Bosnian Serb war crimes suspect Ratko Mladic will face judges at the International War Crimes Tribunal in The Hague for the first time on Friday, when he will be formally charged with genocide and 10 other counts of war crimes concerning the Bosnian conflict of the early 1990s. He is being held in the custody of the tribunal.
Chief prosecutor for the United Nations war crimes tribunal, Serge Brammertz, will himself be in court Friday when Mladic will be asked to enter a plea to charges of genocide, murder and persecution.
"He was the most powerful military figure in Bosnia during the war," said Brammertz. "He’s charged with crimes that shock the conscience of the international community. These crimes symbolize the brutality of the war in Bosnia and Herzegovina."

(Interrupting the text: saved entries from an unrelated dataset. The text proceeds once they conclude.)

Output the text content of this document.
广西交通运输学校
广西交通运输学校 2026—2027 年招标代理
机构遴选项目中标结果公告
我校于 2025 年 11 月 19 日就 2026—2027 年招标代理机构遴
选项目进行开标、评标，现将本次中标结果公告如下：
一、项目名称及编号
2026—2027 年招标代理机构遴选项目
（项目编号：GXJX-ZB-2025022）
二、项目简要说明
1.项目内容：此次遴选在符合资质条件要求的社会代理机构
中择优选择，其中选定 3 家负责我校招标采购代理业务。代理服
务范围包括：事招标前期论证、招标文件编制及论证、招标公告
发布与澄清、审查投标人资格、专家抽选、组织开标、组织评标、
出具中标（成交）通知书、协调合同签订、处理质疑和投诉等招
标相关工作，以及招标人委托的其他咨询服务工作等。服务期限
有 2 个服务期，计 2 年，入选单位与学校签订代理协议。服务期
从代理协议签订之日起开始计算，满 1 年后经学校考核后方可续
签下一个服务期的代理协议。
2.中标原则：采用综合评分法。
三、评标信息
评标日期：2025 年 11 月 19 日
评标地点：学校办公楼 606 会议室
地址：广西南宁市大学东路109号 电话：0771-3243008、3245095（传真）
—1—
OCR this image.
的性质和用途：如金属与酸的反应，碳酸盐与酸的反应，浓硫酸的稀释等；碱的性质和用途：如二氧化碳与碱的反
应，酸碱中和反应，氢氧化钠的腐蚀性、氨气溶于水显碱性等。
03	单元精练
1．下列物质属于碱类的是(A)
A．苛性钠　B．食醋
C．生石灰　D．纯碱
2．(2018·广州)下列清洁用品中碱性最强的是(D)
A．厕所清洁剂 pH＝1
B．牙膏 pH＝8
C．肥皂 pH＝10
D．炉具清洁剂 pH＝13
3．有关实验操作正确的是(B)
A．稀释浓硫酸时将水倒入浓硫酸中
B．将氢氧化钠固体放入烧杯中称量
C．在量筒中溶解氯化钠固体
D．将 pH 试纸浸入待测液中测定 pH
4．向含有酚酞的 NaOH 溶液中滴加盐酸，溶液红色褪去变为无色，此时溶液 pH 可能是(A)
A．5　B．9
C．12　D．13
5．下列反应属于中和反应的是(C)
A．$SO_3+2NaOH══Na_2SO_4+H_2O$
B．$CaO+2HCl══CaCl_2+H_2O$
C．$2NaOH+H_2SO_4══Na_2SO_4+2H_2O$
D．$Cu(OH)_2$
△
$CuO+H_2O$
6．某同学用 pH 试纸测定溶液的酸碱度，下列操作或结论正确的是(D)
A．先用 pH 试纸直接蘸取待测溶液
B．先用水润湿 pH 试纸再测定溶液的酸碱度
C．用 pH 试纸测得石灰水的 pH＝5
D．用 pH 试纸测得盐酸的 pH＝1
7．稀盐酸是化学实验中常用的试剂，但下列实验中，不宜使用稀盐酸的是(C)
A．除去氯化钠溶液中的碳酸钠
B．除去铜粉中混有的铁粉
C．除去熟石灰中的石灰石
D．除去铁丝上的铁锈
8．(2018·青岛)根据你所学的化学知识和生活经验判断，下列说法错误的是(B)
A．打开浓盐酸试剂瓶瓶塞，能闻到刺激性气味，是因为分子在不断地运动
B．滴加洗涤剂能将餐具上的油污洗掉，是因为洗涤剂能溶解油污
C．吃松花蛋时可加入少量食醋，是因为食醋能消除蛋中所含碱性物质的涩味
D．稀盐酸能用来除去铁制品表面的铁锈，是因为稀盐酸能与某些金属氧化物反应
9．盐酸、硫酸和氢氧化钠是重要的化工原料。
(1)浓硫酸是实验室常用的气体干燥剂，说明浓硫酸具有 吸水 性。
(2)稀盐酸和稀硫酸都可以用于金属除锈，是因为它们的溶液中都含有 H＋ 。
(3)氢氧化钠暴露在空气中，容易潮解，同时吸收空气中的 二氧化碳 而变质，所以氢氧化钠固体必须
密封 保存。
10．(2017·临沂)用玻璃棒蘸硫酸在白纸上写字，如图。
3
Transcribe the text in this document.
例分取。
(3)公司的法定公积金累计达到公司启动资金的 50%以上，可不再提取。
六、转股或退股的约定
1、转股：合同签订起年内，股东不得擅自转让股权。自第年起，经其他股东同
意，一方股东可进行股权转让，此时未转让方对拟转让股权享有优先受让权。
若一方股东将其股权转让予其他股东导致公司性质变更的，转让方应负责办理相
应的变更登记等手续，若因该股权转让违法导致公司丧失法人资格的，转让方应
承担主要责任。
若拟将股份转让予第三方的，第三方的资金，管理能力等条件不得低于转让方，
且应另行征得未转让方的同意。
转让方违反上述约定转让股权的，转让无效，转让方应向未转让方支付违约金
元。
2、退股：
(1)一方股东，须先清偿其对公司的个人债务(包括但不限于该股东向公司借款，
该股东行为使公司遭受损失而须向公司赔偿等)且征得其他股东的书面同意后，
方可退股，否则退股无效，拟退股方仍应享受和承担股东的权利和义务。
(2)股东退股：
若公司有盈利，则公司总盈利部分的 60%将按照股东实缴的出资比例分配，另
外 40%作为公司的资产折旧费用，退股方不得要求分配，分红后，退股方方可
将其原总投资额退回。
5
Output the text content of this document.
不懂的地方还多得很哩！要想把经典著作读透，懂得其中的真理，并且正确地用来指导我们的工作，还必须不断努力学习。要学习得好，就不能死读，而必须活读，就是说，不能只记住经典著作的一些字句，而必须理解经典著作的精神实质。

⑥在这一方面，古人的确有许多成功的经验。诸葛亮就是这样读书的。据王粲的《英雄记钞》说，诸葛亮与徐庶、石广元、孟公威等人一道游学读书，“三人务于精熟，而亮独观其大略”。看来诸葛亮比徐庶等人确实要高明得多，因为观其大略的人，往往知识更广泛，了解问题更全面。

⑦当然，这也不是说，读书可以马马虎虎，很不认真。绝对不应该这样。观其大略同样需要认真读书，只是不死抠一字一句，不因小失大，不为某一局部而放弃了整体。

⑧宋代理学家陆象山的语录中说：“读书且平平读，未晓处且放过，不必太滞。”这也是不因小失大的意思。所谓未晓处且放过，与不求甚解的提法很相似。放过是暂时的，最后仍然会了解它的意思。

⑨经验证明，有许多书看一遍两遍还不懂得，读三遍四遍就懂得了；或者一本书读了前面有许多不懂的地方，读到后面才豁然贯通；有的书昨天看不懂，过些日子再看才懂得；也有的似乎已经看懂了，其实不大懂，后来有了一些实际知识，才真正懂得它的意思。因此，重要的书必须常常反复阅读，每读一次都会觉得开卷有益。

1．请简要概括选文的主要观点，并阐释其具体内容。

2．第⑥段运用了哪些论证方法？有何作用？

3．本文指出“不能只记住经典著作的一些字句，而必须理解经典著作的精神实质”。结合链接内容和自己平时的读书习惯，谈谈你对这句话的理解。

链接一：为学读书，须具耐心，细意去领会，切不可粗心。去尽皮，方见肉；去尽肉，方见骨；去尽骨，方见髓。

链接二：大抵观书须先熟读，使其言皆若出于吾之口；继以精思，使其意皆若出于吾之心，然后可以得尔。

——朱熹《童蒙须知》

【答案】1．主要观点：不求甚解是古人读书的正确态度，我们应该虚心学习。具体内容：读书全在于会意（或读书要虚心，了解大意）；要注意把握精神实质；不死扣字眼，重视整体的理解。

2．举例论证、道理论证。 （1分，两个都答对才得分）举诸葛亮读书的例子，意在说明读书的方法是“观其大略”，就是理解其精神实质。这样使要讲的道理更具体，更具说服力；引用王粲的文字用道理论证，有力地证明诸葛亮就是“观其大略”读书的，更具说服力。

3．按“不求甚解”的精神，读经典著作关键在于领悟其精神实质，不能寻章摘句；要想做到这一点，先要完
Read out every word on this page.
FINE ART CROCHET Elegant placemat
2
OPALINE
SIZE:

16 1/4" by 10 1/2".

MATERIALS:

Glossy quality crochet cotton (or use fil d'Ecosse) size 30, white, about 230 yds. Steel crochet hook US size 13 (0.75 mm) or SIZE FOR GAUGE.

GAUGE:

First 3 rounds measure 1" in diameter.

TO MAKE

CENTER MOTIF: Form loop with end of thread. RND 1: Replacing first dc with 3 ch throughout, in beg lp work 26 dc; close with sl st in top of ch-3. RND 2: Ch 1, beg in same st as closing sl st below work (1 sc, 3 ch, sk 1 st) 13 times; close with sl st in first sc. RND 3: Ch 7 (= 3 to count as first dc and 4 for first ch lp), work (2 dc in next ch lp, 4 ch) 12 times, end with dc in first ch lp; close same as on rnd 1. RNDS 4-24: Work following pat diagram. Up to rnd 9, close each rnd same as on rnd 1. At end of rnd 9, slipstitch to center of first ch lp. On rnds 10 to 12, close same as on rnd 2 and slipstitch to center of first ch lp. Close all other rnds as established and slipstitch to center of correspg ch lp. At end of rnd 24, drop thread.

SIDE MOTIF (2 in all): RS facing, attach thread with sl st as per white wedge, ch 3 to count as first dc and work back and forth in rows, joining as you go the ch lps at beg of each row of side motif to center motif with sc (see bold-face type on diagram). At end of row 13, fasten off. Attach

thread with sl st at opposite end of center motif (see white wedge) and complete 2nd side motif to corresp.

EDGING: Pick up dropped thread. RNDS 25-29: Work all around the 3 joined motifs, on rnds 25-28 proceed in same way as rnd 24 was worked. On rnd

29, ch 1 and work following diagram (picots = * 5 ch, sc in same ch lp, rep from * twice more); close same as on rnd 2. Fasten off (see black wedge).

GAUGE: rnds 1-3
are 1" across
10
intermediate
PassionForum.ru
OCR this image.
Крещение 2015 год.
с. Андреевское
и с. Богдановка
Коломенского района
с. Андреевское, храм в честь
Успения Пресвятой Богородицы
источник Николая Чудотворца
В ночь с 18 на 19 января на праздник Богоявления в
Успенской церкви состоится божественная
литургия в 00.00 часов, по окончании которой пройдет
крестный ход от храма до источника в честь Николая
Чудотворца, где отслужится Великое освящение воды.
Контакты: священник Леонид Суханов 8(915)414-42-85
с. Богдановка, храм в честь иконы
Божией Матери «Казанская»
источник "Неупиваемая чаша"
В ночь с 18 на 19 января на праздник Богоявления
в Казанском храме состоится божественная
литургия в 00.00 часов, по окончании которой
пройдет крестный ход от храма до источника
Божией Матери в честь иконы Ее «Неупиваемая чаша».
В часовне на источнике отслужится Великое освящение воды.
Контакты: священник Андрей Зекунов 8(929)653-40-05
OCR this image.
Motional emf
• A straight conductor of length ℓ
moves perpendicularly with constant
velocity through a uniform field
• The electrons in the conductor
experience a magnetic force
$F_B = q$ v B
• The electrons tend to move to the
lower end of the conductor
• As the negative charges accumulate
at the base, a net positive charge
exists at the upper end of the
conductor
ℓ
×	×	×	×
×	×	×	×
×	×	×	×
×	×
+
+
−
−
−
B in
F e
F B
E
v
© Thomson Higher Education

They include the three-year siege of the Bosnian capital, Sarajevo, and the 1995 Srebrenica massacre of some 8,000 Muslim men and boys.
Tribunal registrar John Hocking met Mladic at Rotterdam’s airport Tuesday night, accompanied by a doctor and an interpreter. Hocking said the former Bosnian Serb military leader listened carefully and understood the documents he was presented with, as well as the rules of the court.
"He was extremely cooperative," said Hocking. "We explained to the detainees the privileges they have, for example in relation to communications, telephone calls, visitor rights, their rights to see consular representatives. And this procedure went very smoothly. It was a very cooperative and very smooth induction process."
Citing the right to privacy, Hocking did not give specifics about Mladic’s health. But he said the general's health is good enough for now - both mentally and physically - to proceed to court on Friday.